Du fait de cette décision, « des dizaines de milliers de personnes sont touchées, tout comme l’économie, qui dépend de leur pouvoir d’achat », a rapporté la Représentante spéciale. Le nouveau règlement prive de facto de salaire de nombreux Serbes du Kosovo, et pourrait asphyxier plusieurs pans du service public financé par la Serbie en dinars, tels que le fonctionnement des écoles. « Quels que soient le camp qui les adopte et les justifications avancées, et en l’absence de communications publiques sans ambiguïté, de telles actions augmentent, comme on pouvait s’y attendre, un environnement d’insécurité et de méfiance », a déploré Mme Ziadeh, soulignant, « comme de nombreux partenaires internationaux », que ces questions relevaient des accords de Bruxelles de 2013 et 2015, et « devraient donc faire l’objet de négociations plutôt que d’une action unilatérale ». La Cheffe de la MINUK a aussi rapporté des faits de violences commis contre la minorité serbe.
S’exprimant après elle, le Président Vučić, qui a déclaré ne pas reconnaître l’indépendance du Kosovo, a accusé les autorités de Pristina d’avoir créé des conditions de vie insupportables pour les Serbes du Kosovo et de se livrer à des persécutions.
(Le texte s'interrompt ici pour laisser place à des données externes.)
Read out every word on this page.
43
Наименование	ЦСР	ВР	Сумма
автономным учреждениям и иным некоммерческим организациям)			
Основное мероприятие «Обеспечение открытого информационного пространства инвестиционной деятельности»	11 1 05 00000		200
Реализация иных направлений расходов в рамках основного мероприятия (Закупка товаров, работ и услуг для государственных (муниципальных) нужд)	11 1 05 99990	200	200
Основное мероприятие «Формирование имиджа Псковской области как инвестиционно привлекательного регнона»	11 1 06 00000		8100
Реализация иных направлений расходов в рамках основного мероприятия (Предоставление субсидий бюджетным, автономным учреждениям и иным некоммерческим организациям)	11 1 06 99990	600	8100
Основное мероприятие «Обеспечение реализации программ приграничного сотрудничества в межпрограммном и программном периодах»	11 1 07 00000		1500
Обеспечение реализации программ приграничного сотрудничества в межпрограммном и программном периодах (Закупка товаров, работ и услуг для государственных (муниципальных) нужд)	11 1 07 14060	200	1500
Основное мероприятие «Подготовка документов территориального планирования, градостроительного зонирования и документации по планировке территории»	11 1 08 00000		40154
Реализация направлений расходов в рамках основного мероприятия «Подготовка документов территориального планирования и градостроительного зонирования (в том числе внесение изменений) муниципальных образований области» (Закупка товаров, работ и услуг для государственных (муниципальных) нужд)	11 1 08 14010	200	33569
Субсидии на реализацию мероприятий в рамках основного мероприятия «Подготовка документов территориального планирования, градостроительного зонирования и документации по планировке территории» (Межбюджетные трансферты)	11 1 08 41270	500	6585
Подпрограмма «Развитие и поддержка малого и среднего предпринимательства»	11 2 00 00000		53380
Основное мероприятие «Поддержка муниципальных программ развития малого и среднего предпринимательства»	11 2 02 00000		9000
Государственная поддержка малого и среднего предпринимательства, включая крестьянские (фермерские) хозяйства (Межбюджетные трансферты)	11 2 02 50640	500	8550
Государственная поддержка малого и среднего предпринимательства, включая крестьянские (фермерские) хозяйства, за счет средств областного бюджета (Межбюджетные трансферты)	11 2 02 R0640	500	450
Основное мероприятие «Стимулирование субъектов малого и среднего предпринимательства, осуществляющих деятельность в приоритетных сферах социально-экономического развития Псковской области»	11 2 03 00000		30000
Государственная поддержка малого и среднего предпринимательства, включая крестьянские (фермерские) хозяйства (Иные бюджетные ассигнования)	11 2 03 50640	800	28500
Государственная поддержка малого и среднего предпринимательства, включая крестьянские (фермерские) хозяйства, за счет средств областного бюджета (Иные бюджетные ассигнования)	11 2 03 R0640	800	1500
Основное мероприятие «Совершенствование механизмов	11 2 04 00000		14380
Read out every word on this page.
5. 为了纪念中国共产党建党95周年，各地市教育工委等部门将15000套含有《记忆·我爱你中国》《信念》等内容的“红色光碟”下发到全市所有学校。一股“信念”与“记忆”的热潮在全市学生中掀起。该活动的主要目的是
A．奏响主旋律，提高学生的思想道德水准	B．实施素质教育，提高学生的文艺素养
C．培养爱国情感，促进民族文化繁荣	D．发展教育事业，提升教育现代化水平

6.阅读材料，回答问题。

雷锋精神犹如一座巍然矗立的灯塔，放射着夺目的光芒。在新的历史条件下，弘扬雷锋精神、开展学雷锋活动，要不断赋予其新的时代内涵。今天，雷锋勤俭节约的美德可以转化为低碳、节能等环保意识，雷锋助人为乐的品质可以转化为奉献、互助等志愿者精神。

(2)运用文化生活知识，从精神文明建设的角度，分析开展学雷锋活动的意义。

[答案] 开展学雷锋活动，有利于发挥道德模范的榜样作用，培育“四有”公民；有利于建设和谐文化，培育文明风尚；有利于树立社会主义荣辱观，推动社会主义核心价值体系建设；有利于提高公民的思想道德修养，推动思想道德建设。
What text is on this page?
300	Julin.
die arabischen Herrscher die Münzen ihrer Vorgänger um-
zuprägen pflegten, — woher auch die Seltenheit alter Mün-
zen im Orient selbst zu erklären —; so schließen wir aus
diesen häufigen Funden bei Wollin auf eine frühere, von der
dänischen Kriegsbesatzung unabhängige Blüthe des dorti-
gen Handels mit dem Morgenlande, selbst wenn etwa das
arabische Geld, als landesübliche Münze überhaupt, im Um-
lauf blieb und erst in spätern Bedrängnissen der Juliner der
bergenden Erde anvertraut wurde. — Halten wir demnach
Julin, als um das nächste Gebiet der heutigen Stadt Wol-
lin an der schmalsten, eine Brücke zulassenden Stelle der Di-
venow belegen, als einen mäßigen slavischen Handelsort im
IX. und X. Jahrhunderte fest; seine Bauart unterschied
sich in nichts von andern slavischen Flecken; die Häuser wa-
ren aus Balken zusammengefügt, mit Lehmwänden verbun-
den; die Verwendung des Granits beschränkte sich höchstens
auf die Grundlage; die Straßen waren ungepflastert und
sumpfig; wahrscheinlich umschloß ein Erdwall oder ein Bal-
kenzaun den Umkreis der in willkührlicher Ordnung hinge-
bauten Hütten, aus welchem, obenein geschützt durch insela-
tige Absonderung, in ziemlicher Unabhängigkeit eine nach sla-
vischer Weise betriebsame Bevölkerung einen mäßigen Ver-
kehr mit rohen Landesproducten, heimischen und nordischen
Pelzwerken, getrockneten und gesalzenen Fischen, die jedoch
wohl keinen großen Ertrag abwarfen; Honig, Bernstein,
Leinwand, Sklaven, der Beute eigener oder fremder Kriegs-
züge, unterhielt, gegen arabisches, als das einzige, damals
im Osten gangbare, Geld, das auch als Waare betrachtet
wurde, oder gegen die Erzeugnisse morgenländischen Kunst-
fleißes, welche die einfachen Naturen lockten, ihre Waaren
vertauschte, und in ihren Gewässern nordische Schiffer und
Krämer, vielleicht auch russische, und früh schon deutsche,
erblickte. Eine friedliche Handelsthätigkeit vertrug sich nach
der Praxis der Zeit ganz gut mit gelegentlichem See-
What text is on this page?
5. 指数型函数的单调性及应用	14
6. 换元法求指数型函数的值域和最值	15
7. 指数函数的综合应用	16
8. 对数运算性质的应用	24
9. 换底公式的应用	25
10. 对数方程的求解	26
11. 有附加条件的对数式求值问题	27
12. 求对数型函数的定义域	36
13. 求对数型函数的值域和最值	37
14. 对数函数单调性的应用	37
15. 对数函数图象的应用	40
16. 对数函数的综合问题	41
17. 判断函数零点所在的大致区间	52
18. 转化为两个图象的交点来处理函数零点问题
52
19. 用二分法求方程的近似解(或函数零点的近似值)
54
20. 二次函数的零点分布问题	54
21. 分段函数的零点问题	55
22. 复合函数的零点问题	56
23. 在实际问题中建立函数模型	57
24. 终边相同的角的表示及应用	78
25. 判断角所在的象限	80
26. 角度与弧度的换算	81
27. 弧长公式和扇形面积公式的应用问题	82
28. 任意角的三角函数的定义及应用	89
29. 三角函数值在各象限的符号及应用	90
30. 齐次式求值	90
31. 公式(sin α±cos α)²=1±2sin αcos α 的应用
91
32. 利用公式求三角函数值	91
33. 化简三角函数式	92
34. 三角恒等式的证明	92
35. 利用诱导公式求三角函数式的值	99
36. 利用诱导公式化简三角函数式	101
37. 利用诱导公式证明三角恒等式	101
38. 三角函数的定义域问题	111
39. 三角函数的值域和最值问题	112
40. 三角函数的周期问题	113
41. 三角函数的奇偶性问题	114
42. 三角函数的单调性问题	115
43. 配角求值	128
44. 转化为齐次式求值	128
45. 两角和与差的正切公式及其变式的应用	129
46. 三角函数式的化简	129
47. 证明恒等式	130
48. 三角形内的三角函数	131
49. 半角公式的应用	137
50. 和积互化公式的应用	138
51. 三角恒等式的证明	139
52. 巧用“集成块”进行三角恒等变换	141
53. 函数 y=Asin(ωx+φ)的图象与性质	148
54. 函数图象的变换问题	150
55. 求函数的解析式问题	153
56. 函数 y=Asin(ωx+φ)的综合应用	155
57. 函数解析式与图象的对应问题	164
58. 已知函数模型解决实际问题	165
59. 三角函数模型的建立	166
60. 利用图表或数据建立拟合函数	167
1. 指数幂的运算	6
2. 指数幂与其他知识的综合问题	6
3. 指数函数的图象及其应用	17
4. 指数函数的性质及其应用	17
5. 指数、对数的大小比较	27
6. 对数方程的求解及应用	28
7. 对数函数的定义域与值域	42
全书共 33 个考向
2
La Serbie payait 60 946 salaires et pensions de retraites en dinars, ainsi que 2 430 bourses d’études, et finançait des soupes populaires pour environ 2 000 citoyens. La décision de la « soi-disant Banque centrale du Kosovo » est « une attaque » contre la population serbe, s’est emporté le Président, qui a aussi fait remarquer que l’UE n’a jamais donné son accord préalable à la décision des autorités de Pristina. Évoquant en outre de nombreux faits de violences à l’encontre de la minorité serbe du Kosovo, il a accusé Pristina de « nettoyage ethnique ».
« Mensonges », a rétorqué Alban Kurti face à ces graves accusations, arguant que sur le plan politique, les minorités du Kosovo, qui ne représentent que 4% de la population, occupent néanmoins 20 sièges parlementaires sur 120. De plus, un quart des municipalités sont dirigées par des Serbes, dont la langue est une langue officielle du Kosovo, avec l’albanais. Les transferts de fonds depuis la Serbie sont toujours possibles, a-t-il assuré, mettant l’accent sur la volonté de « protéger les citoyens du Kosovo, y compris les Serbes, contre le blanchiment d’argent et la criminalité organisée ». Il a accusé au passage Belgrade de financer des « terroristes » au Kosovo.
Parmi les membres du Conseil qui reconnaissent le Kosovo comme nation souveraine, plusieurs se sont ouvertement inquiétés de la décision de la Banque centrale. Ainsi, si le Japon a dit pouvoir entendre les motivations derrière la mesure (lutte contre la fausse monnaie et le blanchiment, transparence des flux monétaires), son caractère discriminatoire l’a rebuté, à l’instar de la République de Corée et du Guyana, inquiets de son impact sur la vie et le bien-être de la minorité serbe du Kosovo. Pour Malte, la décision de la Banque centrale kosovare déstabilise la situation, sape le dialogue Belgrade-Pristina et augmente le risque de violences dans la région. Le Royaume-Uni a enjoint le Kosovo de respecter son caractère multiethnique consacré dans sa Constitution et les États-Unis lui ont recommandé de reporter l’application de la décision.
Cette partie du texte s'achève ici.